Chuck
Chuck

Reputation: 53

How to write an R Data Frame to a Snowflake database table

Does anyone know how to WRITE an R Data Frame to a new Snowflake database table? I have a successful Snowflake ODBC connection created in R, and can successfully query from Snowflake. The connection command is: conn <- DBI::dbConnect(odbc::odbc(), "Snowflake").

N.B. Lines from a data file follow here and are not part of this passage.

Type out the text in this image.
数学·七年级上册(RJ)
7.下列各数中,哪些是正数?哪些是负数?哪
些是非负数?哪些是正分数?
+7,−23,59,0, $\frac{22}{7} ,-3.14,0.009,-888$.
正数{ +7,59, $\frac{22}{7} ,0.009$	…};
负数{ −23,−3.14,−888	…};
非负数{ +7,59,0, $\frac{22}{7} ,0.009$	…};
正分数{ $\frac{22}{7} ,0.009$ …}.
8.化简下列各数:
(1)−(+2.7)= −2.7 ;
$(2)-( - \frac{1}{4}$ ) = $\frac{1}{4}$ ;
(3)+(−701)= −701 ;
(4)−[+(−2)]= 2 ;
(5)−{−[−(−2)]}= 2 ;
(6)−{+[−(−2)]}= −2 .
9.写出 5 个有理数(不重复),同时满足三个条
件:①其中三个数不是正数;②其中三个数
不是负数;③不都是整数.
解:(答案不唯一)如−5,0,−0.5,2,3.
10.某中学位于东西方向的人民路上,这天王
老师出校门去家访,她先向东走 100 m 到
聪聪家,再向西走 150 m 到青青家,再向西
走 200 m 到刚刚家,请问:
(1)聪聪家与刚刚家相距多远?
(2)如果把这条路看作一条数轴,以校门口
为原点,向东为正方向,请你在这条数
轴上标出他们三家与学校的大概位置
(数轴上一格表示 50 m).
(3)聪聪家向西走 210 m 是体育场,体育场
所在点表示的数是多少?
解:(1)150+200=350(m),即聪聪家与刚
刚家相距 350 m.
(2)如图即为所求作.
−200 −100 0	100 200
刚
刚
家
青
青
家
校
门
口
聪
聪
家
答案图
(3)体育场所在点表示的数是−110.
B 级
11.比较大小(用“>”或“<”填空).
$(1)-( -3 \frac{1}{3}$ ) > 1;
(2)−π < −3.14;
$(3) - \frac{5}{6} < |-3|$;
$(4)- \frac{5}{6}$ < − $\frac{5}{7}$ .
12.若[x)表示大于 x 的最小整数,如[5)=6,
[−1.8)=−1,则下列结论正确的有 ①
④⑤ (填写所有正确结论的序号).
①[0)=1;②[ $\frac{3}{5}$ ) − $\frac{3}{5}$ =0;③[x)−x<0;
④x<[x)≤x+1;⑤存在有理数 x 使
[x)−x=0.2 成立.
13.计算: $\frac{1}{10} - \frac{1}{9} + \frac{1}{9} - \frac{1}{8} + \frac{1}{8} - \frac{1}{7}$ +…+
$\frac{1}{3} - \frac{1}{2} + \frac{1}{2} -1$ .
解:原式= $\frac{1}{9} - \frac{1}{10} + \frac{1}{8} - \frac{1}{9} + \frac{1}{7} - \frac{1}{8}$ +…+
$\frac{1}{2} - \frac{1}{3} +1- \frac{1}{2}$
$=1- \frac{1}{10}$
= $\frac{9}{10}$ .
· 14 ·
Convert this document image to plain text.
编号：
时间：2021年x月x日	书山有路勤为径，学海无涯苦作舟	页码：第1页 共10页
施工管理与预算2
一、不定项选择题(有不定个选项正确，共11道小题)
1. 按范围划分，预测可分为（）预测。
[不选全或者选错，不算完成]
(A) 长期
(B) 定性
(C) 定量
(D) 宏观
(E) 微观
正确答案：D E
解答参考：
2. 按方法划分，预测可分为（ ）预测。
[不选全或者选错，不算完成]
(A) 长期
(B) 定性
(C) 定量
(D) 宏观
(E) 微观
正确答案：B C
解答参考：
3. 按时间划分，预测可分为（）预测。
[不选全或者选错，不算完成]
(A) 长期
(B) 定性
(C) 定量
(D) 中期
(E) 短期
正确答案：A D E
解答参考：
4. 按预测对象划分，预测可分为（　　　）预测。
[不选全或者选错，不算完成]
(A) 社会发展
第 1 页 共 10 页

Now, I want to WRITE a data frame created in R back to Snowflake as a table. I used the following command: dbWriteTable(conn, "database.schema.tablename", R data frame name). Using this command successfully connects with Snowflake, but I get the following error message: "Error in new_result(connection@ptr, statement) : nanodbc/nanodbc.cpp:1344: 22000: Cannot perform CREATE TABLE. This session does not have a current database. Call 'USE DATABASE', or use a qualified name."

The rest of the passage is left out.